Michael meets a new boy at school, Fritz whose father is on the design team for a new aircraft w/o propellers.  This aircraft will help win the war.  At Fritz’s house, Michael steals the blueprint but later realizes, he only has a small section of the blueprints.  He’ll need to find the rest of the pages and get the information to the proper authorities BUT Fritz is quickly moving up the ranks in Hitler’s Youth and he’s leaving Michael behind.  This friendship is falling by the wayside yet Michael needs those blueprints soon but how can he get them? 

I’m sitting on the edge on my chair, the stories are running simultaneously, each one just as important as the others.  It’s war, there’s some violence but that’s expected, as that’s what these individuals experienced.  I enjoyed how all these stories were all tied in to one another, they’re full of energy and how enticing they were.  Alan’s book are phenomenal, I need to breathe now!  

Last Witnesses: An Oral History of the Children of WWII

5 Stars Nonfiction

These stories lives came with a punch, they struck viciously against my heart as I read them. To think that all of these individuals were children, innocent little people, who did nothing yet they received such a life-altering experience, that still haunts them today. I didn’t and I couldn’t read this book, all in one sitting. From the beginning, I wanted to appreciate each chapter: each individual’s situation and account. Upon reading, I realized that this is not a book that I could read straight through. The emotions and the energy in each of their stories lives, makes it a book that needs space.

From the voices of Russian children, we hear their side of what occurred to them during WWII. From a few pages to up to six pages, they tell us what they remembered. The children were affected in a variety of ways by the war: many had to leave their homes, some watched their fathers leave to fight in the war hence leaving them with lots of questions running through their minds, some children had to prepare for the war themselves and some even tried to stay in their own homes while the war ragged outside. They told their account and it was translated but the tone and the feelings are still in the words on the page. It’s as if these survivors were sitting with me, telling me how they reacted to a world that had turned upside down on them.

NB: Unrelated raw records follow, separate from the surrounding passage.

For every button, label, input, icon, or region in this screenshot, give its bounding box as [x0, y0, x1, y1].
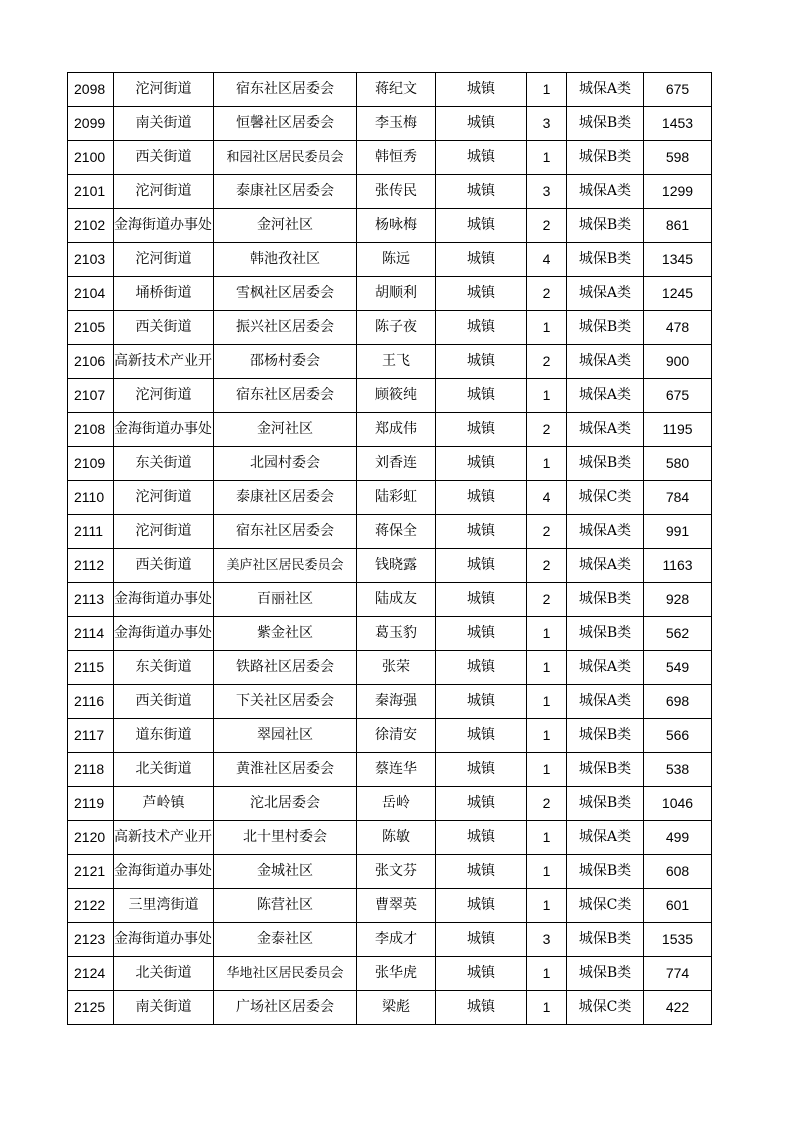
- street-cell: 金海街道办事处: [114, 923, 214, 957]
- name-cell: 陈远: [357, 243, 436, 277]
- amount-cell: 991: [644, 515, 712, 549]
- name-cell: 李玉梅: [357, 107, 436, 141]
- row-number: 2104: [68, 277, 114, 311]
- insurance-class-cell: 城保B类: [567, 753, 644, 787]
- row-number: 2110: [68, 481, 114, 515]
- amount-cell: 1299: [644, 175, 712, 209]
- name-cell: 杨咏梅: [357, 209, 436, 243]
- community-cell: 翠园社区: [214, 719, 357, 753]
- amount-cell: 1453: [644, 107, 712, 141]
- area-type-cell: 城镇: [436, 277, 527, 311]
- amount-cell: 549: [644, 651, 712, 685]
- insurance-class-cell: 城保A类: [567, 821, 644, 855]
- street-cell: 南关街道: [114, 991, 214, 1025]
- household-count-cell: 2: [527, 413, 567, 447]
- row-number: 2101: [68, 175, 114, 209]
- household-count-cell: 2: [527, 515, 567, 549]
- insurance-class-cell: 城保B类: [567, 209, 644, 243]
- street-cell: 高新技术产业开: [114, 345, 214, 379]
- name-cell: 葛玉豹: [357, 617, 436, 651]
- name-cell: 韩恒秀: [357, 141, 436, 175]
- table-row: [68, 617, 712, 651]
- household-count-cell: 2: [527, 345, 567, 379]
- area-type-cell: 城镇: [436, 889, 527, 923]
- household-count-cell: 1: [527, 753, 567, 787]
- area-type-cell: 城镇: [436, 855, 527, 889]
- amount-cell: 1345: [644, 243, 712, 277]
- street-cell: 三里湾街道: [114, 889, 214, 923]
- table-row: [68, 651, 712, 685]
- row-number: 2111: [68, 515, 114, 549]
- household-count-cell: 1: [527, 855, 567, 889]
- amount-cell: 784: [644, 481, 712, 515]
- row-number: 2100: [68, 141, 114, 175]
- area-type-cell: 城镇: [436, 787, 527, 821]
- table-row: [68, 107, 712, 141]
- community-cell: 泰康社区居委会: [214, 175, 357, 209]
- name-cell: 曹翠英: [357, 889, 436, 923]
- table-row: [68, 957, 712, 991]
- name-cell: 蔡连华: [357, 753, 436, 787]
- amount-cell: 1046: [644, 787, 712, 821]
- household-count-cell: 2: [527, 549, 567, 583]
- name-cell: 岳岭: [357, 787, 436, 821]
- household-count-cell: 2: [527, 277, 567, 311]
- community-cell: 美庐社区居民委员会: [214, 549, 357, 583]
- table-row: [68, 481, 712, 515]
- name-cell: 梁彪: [357, 991, 436, 1025]
- household-count-cell: 3: [527, 923, 567, 957]
- amount-cell: 538: [644, 753, 712, 787]
- name-cell: 陆彩虹: [357, 481, 436, 515]
- table-row: [68, 787, 712, 821]
- table-row: [68, 141, 712, 175]
- community-cell: 紫金社区: [214, 617, 357, 651]
- data-sheet: [67, 72, 712, 1025]
- community-cell: 金河社区: [214, 413, 357, 447]
- insurance-class-cell: 城保B类: [567, 617, 644, 651]
- name-cell: 张文芬: [357, 855, 436, 889]
- household-count-cell: 1: [527, 447, 567, 481]
- name-cell: 张华虎: [357, 957, 436, 991]
- community-cell: 和园社区居民委员会: [214, 141, 357, 175]
- row-number: 2106: [68, 345, 114, 379]
- row-number: 2121: [68, 855, 114, 889]
- community-cell: 沱北居委会: [214, 787, 357, 821]
- amount-cell: 861: [644, 209, 712, 243]
- street-cell: 北关街道: [114, 753, 214, 787]
- area-type-cell: 城镇: [436, 345, 527, 379]
- amount-cell: 1163: [644, 549, 712, 583]
- community-cell: 金泰社区: [214, 923, 357, 957]
- street-cell: 南关街道: [114, 107, 214, 141]
- row-number: 2107: [68, 379, 114, 413]
- community-cell: 振兴社区居委会: [214, 311, 357, 345]
- insurance-class-cell: 城保A类: [567, 413, 644, 447]
- street-cell: 金海街道办事处: [114, 413, 214, 447]
- community-cell: 邵杨村委会: [214, 345, 357, 379]
- area-type-cell: 城镇: [436, 685, 527, 719]
- amount-cell: 478: [644, 311, 712, 345]
- name-cell: 陆成友: [357, 583, 436, 617]
- community-cell: 北园村委会: [214, 447, 357, 481]
- table-row: [68, 345, 712, 379]
- street-cell: 沱河街道: [114, 481, 214, 515]
- community-cell: 恒馨社区居委会: [214, 107, 357, 141]
- street-cell: 金海街道办事处: [114, 855, 214, 889]
- area-type-cell: 城镇: [436, 379, 527, 413]
- area-type-cell: 城镇: [436, 209, 527, 243]
- amount-cell: 566: [644, 719, 712, 753]
- community-cell: 雪枫社区居委会: [214, 277, 357, 311]
- row-number: 2115: [68, 651, 114, 685]
- row-number: 2113: [68, 583, 114, 617]
- household-count-cell: 1: [527, 719, 567, 753]
- area-type-cell: 城镇: [436, 243, 527, 277]
- amount-cell: 499: [644, 821, 712, 855]
- area-type-cell: 城镇: [436, 753, 527, 787]
- amount-cell: 928: [644, 583, 712, 617]
- row-number: 2125: [68, 991, 114, 1025]
- household-count-cell: 1: [527, 73, 567, 107]
- table-row: [68, 277, 712, 311]
- household-count-cell: 1: [527, 379, 567, 413]
- table-row: [68, 175, 712, 209]
- table-row: [68, 719, 712, 753]
- street-cell: 西关街道: [114, 685, 214, 719]
- insurance-class-cell: 城保A类: [567, 549, 644, 583]
- insurance-class-cell: 城保B类: [567, 923, 644, 957]
- table-row: [68, 991, 712, 1025]
- household-count-cell: 4: [527, 243, 567, 277]
- row-number: 2124: [68, 957, 114, 991]
- area-type-cell: 城镇: [436, 617, 527, 651]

I could tell you about many of the individuals in this book as every story life in this book is worth mentioning. Their stories are different but every single one of them, are forever changed. How many times I read the word, “Mama!” I cannot count them all. How many times I read, “I was hungry,” I cannot count them all. How many times I read about death, how it had become part of these children’s regular, daily schedule, I cannot count them all.

There was Marlen, age 11, who is now a member of a town council. Marlen remembers always being hungry while living in the orphanage. He remembers needing to be first in line or you might not get anything to eat. With it being -20 degrees outside, Marlen takes off his hat and had a soldier ladle some soup into his hat instead of finding a metal tin. Marlen quickly runs back to the orphanage. He now has frostbite on his ears but he has supplied frozen soup to everyone there. Now, this adventure puts a smile on my face.

This is a book worth reading. I enjoyed this book and I appreciate the individuals who shared their stories lives with me.